To load the weapon:
- The user first enables the weapon's safety mechanism so that it cannot go off when loading. In the case of a flintlock, the user puts the mechanism at half cock and pushes the safety lever. In the case of a matchlock, the user makes sure the lit match is kept well away from gunpowder.
- The user places the butt of the gun on the ground, taking care that the barrel is pointed away from the user.
- The user takes their powder from their powder horn (a conical container hanging from the waist that contains gunpowder) and pours out a certain amount of gunpowder into a measuring tube or measuring flask.
- The user then closes the powder horn and returns to their waist. The user then pours the powder from the measuring tube into the top of the muzzle (or barrel). The user also taps the barrel a bit to make sure the powder has settled in the bottom of the barrel near the pan.
- The user then takes a bullet (in those days, it was a ball) and wraps it in a patch of lubricated paper or cloth to surround the bullet. Since the diameter of the bullet is usually smaller than the barrel, the patch surrounding it ensures a tighter fit.
- The user then pulls out the ramrod which is a long thin rod stored under the barrel and uses it to push the bullet all the way into the barrel, so it is sitting on top of the gunpowder. The user then returns the ramrod to its storage tube under the muzzle.
- The user now lifts the weapon off the ground and opens the cover over the pan (called the frizzen for flintlocks and pan cover for matchlocks and wheel-locks). The user then adds some priming gunpowder into the pan and closes it.
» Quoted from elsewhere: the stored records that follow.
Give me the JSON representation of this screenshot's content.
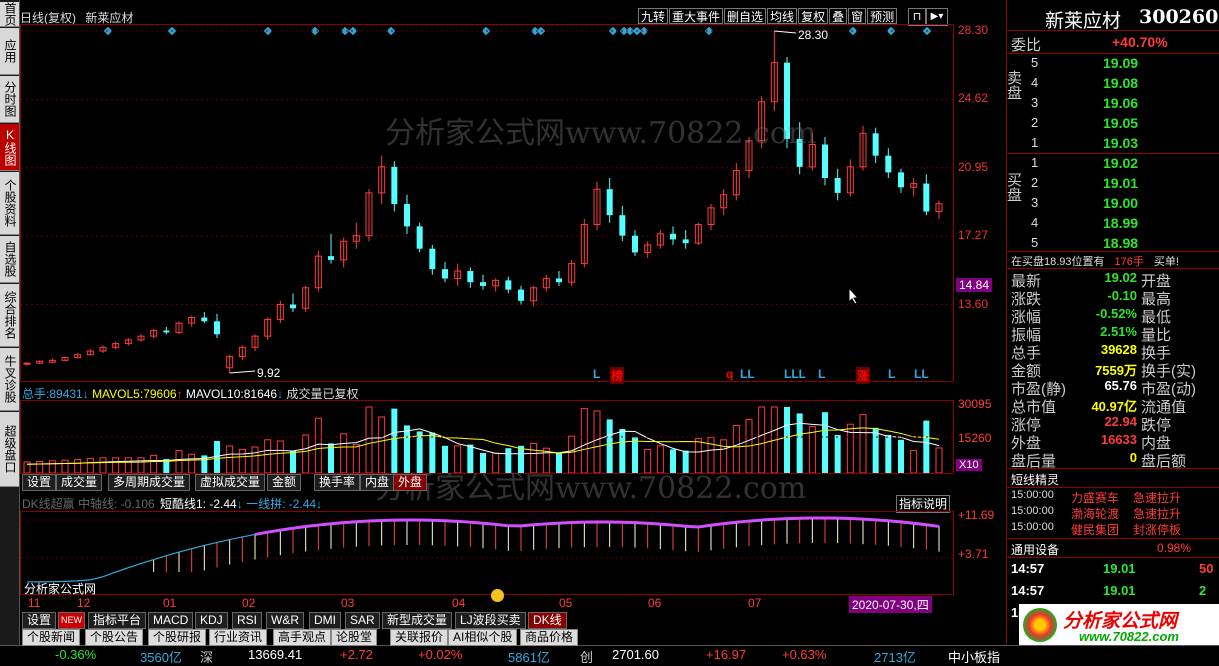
{
  "left_tabs": [
    "首页",
    "应用",
    "分时图",
    "K线图",
    "个股资料",
    "自选股",
    "综合排名",
    "牛叉诊股",
    "超级盘口"
  ],
  "active_left_tab": "K线图",
  "header": {
    "title": "日线(复权)",
    "stock": "新莱应材"
  },
  "top_buttons": [
    "九转",
    "重大事件",
    "删自选",
    "均线",
    "复权",
    "叠",
    "窗",
    "预测"
  ],
  "watermark": "分析家公式网www.70822.com",
  "main_chart": {
    "y_labels": [
      "28.30",
      "24.62",
      "20.95",
      "17.27",
      "13.60"
    ],
    "current_price_tag": "14.84",
    "high_label": "28.30",
    "low_label": "9.92",
    "signals": [
      "L",
      "榜",
      "q",
      "LL",
      "LLL",
      "L",
      "涨",
      "L",
      "LL"
    ]
  },
  "volume": {
    "header_total_label": "总手:",
    "total": "89431",
    "mavol5_label": "MAVOL5:",
    "mavol5": "79606",
    "mavol10_label": "MAVOL10:",
    "mavol10": "81646",
    "note": "成交量已复权",
    "y_labels": [
      "30095",
      "15260",
      "X10"
    ],
    "tabs": [
      "设置",
      "成交量",
      "多周期成交量",
      "虚拟成交量",
      "金额",
      "换手率",
      "内盘",
      "外盘"
    ],
    "selected_tab": "外盘"
  },
  "indicator": {
    "header_prefix": "DK线超赢 中轴线: -0.106",
    "line1_label": "短酷线1:",
    "line1": "-2.44",
    "line2_label": "一线拼:",
    "line2": "-2.44",
    "help_button": "指标说明",
    "y_labels": [
      "+11.69",
      "+3.71"
    ],
    "corner_label": "分析家公式网"
  },
  "x_axis": {
    "labels": [
      "11",
      "12",
      "01",
      "02",
      "03",
      "04",
      "05",
      "06",
      "07"
    ],
    "date_box": "2020-07-30,四"
  },
  "indicator_tabs": [
    "设置",
    "NEW",
    "指标平台",
    "MACD",
    "KDJ",
    "RSI",
    "W&R",
    "DMI",
    "SAR",
    "新型成交量",
    "LJ波段买卖",
    "DK线"
  ],
  "selected_indicator_tab": "DK线",
  "info_tabs": [
    "个股新闻",
    "个股公告",
    "个股研报",
    "行业资讯",
    "高手观点",
    "论股堂",
    "关联报价",
    "AI相似个股",
    "商品价格"
  ],
  "quote": {
    "name": "新莱应材",
    "code": "300260",
    "weibi_label": "委比",
    "weibi": "+40.70%",
    "sell_label": "卖盘",
    "sell": [
      {
        "lvl": "5",
        "price": "19.09"
      },
      {
        "lvl": "4",
        "price": "19.08"
      },
      {
        "lvl": "3",
        "price": "19.06"
      },
      {
        "lvl": "2",
        "price": "19.05"
      },
      {
        "lvl": "1",
        "price": "19.03"
      }
    ],
    "buy_label": "买盘",
    "buy": [
      {
        "lvl": "1",
        "price": "19.02"
      },
      {
        "lvl": "2",
        "price": "19.01"
      },
      {
        "lvl": "3",
        "price": "19.00"
      },
      {
        "lvl": "4",
        "price": "18.99"
      },
      {
        "lvl": "5",
        "price": "18.98"
      }
    ],
    "buy_notice_prefix": "在买盘18.93位置有",
    "buy_notice_qty": "176手",
    "buy_notice_suffix": "买单!",
    "stats": [
      {
        "l": "最新",
        "v": "19.02",
        "c": "green",
        "l2": "开盘"
      },
      {
        "l": "涨跌",
        "v": "-0.10",
        "c": "green",
        "l2": "最高"
      },
      {
        "l": "涨幅",
        "v": "-0.52%",
        "c": "green",
        "l2": "最低"
      },
      {
        "l": "振幅",
        "v": "2.51%",
        "c": "green",
        "l2": "量比"
      },
      {
        "l": "总手",
        "v": "39628",
        "c": "yellow",
        "l2": "换手"
      },
      {
        "l": "金额",
        "v": "7559万",
        "c": "yellow",
        "l2": "换手(实)"
      },
      {
        "l": "市盈(静)",
        "v": "65.76",
        "c": "white",
        "l2": "市盈(动)"
      },
      {
        "l": "总市值",
        "v": "40.97亿",
        "c": "yellow",
        "l2": "流通值"
      },
      {
        "l": "涨停",
        "v": "22.94",
        "c": "red",
        "l2": "跌停"
      },
      {
        "l": "外盘",
        "v": "16633",
        "c": "red",
        "l2": "内盘"
      },
      {
        "l": "盘后量",
        "v": "0",
        "c": "yellow",
        "l2": "盘后额"
      }
    ],
    "elves_label": "短线精灵",
    "elves": [
      {
        "t": "15:00:00",
        "n": "力盛赛车",
        "e": "急速拉升"
      },
      {
        "t": "15:00:00",
        "n": "渤海轮渡",
        "e": "急速拉升"
      },
      {
        "t": "15:00:00",
        "n": "健民集团",
        "e": "封涨停板"
      }
    ],
    "sector_label": "通用设备",
    "sector_pct": "0.98%",
    "ticks": [
      {
        "t": "14:57",
        "p": "19.01",
        "q": "50"
      },
      {
        "t": "14:57",
        "p": "19.01",
        "q": "2"
      },
      {
        "t": "15:00",
        "p": "19.02",
        "q": ""
      }
    ],
    "logo_text": "分析家公式网",
    "logo_url": "www.70822.com"
  },
  "status": {
    "sh_pct": "-0.36%",
    "sh_amt": "3560亿",
    "sz_label": "深",
    "sz_idx": "13669.41",
    "sz_chg": "+2.72",
    "sz_pct": "+0.02%",
    "sz_amt": "5861亿",
    "cy_label": "创",
    "cy_idx": "2701.60",
    "cy_chg": "+16.97",
    "cy_pct": "+0.63%",
    "cy_amt": "2713亿",
    "board": "中小板指"
  },
  "colors": {
    "up": "#ff3b3b",
    "down": "#54ffff",
    "ma5": "#ffffff",
    "ma10": "#ffff00",
    "frame": "#8b0000"
  },
  "chart_data": {
    "type": "candlestick",
    "ylim": [
      9.92,
      28.3
    ],
    "candles": [
      [
        10.4,
        10.5,
        10.3,
        10.45
      ],
      [
        10.45,
        10.6,
        10.4,
        10.55
      ],
      [
        10.5,
        10.7,
        10.45,
        10.6
      ],
      [
        10.6,
        10.8,
        10.55,
        10.75
      ],
      [
        10.75,
        11.0,
        10.7,
        10.9
      ],
      [
        10.9,
        11.2,
        10.85,
        11.1
      ],
      [
        11.1,
        11.4,
        11.0,
        11.3
      ],
      [
        11.3,
        11.6,
        11.2,
        11.5
      ],
      [
        11.5,
        11.8,
        11.4,
        11.7
      ],
      [
        11.7,
        12.0,
        11.6,
        11.9
      ],
      [
        11.9,
        12.3,
        11.8,
        12.2
      ],
      [
        12.2,
        12.4,
        12.0,
        12.1
      ],
      [
        12.1,
        12.7,
        12.0,
        12.6
      ],
      [
        12.6,
        13.0,
        12.4,
        12.9
      ],
      [
        12.9,
        13.2,
        12.6,
        12.7
      ],
      [
        12.7,
        13.1,
        11.8,
        12.0
      ],
      [
        10.2,
        10.9,
        9.92,
        10.8
      ],
      [
        10.8,
        11.4,
        10.6,
        11.3
      ],
      [
        11.3,
        12.0,
        11.1,
        11.9
      ],
      [
        11.9,
        12.9,
        11.7,
        12.8
      ],
      [
        12.8,
        13.8,
        12.6,
        13.6
      ],
      [
        13.6,
        14.2,
        13.2,
        13.4
      ],
      [
        13.4,
        14.6,
        13.2,
        14.5
      ],
      [
        14.5,
        16.5,
        14.3,
        16.2
      ],
      [
        16.2,
        17.4,
        15.8,
        16.0
      ],
      [
        16.0,
        17.2,
        15.6,
        17.0
      ],
      [
        17.0,
        18.0,
        16.6,
        17.3
      ],
      [
        17.3,
        19.8,
        17.0,
        19.6
      ],
      [
        19.6,
        21.6,
        19.0,
        21.0
      ],
      [
        21.0,
        21.3,
        18.6,
        19.0
      ],
      [
        19.0,
        19.5,
        17.4,
        17.8
      ],
      [
        17.8,
        18.0,
        16.4,
        16.6
      ],
      [
        16.6,
        16.8,
        15.2,
        15.5
      ],
      [
        15.5,
        15.9,
        14.8,
        15.0
      ],
      [
        15.0,
        15.8,
        14.6,
        15.4
      ],
      [
        15.4,
        15.6,
        14.5,
        14.8
      ],
      [
        14.8,
        15.2,
        14.4,
        14.6
      ],
      [
        14.6,
        15.0,
        14.3,
        14.9
      ],
      [
        14.9,
        15.1,
        14.2,
        14.4
      ],
      [
        14.4,
        14.6,
        13.6,
        13.8
      ],
      [
        13.8,
        14.6,
        13.5,
        14.5
      ],
      [
        14.5,
        15.2,
        14.3,
        15.0
      ],
      [
        15.0,
        15.4,
        14.6,
        14.8
      ],
      [
        14.8,
        16.0,
        14.6,
        15.8
      ],
      [
        15.8,
        18.2,
        15.6,
        17.9
      ],
      [
        17.9,
        20.2,
        17.6,
        19.8
      ],
      [
        19.8,
        20.4,
        18.0,
        18.4
      ],
      [
        18.4,
        18.9,
        17.0,
        17.3
      ],
      [
        17.3,
        17.6,
        16.2,
        16.4
      ],
      [
        16.4,
        17.0,
        16.1,
        16.8
      ],
      [
        16.8,
        17.6,
        16.6,
        17.4
      ],
      [
        17.4,
        17.8,
        16.8,
        17.1
      ],
      [
        17.1,
        17.6,
        16.6,
        16.9
      ],
      [
        16.9,
        18.0,
        16.8,
        17.9
      ],
      [
        17.9,
        19.0,
        17.6,
        18.8
      ],
      [
        18.8,
        19.8,
        18.4,
        19.5
      ],
      [
        19.5,
        21.2,
        19.2,
        20.8
      ],
      [
        20.8,
        22.6,
        20.4,
        22.4
      ],
      [
        22.4,
        24.8,
        22.0,
        24.5
      ],
      [
        24.5,
        28.3,
        24.0,
        26.6
      ],
      [
        26.6,
        26.9,
        22.0,
        22.5
      ],
      [
        22.5,
        23.4,
        20.6,
        21.0
      ],
      [
        21.0,
        22.8,
        20.8,
        22.2
      ],
      [
        22.2,
        22.6,
        20.0,
        20.4
      ],
      [
        20.4,
        20.9,
        19.2,
        19.6
      ],
      [
        19.6,
        21.4,
        19.4,
        21.0
      ],
      [
        21.0,
        23.2,
        20.8,
        22.8
      ],
      [
        22.8,
        23.1,
        21.2,
        21.6
      ],
      [
        21.6,
        22.0,
        20.4,
        20.7
      ],
      [
        20.7,
        20.9,
        19.6,
        19.9
      ],
      [
        19.9,
        20.4,
        19.4,
        20.1
      ],
      [
        20.1,
        20.6,
        18.4,
        18.6
      ],
      [
        18.6,
        19.2,
        18.2,
        19.02
      ]
    ]
  }
}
In the early days of firearms, the priming gunpowder was finer than the main gunpowder in the barrel.
- The user then cocks the rifle to full cock and disables the safety mechanism. Now the weapon is ready to fire.
In later flintlocks, the gunpowder was developed so that there was no need to carry around any separate priming gunpowder. The user would simply pour gunpowder down the barrel and a little would dribble out of the bottom of the barrel through the touch hole into the pan and the user would top it off with a little more from their powder horn. The same gunpowder was fine enough to be used as both a priming powder, as well as the main powder charge.
Then came the invention of the paper cartridge. Instead of the user carrying around a powder horn, a bag of bullets, another bag of patches, a separate horn of priming powder and a measuring flask or two, the user would simply carry paper cartridges, each containing a bullet and a pre-measured quantity of gunpowder. The outer paper casing of the cartridge would be lubricated with grease, lard or beeswax so that it could be used as a patch. The greasy outer casing also had a couple more advantages: it made the cartridge somewhat water-resistant and on firing, the grease or wax would melt and mix with the gunpowder residue, making it easier to clean the barrel. All the user had to do was tear off the top of the paper packet with their teeth, pour the gunpowder in the cartridge into the muzzle, then use the paper to wrap the bullet and push it down the tube with the ramrod. A little bit of the left over powder could be used to fill the pan if needed.
These advances made loading muzzleloaders much faster. The new cartridges were also one of the causes of the Great Indian Mutiny. A rumor that spread among the Sepoys (i.e. Native Indian soldiers) was that the cartridges were greased with the fat of cows and pigs (which were animals revered by the Hindus and treated as offensive by the Muslims) and by tearing the cartridges with their teeth, they would defile themselves.
Muzzle loading weapons stayed popular for quite a while. Famous weapons such as the Brown Bess musket served the British infantry for over 100 years.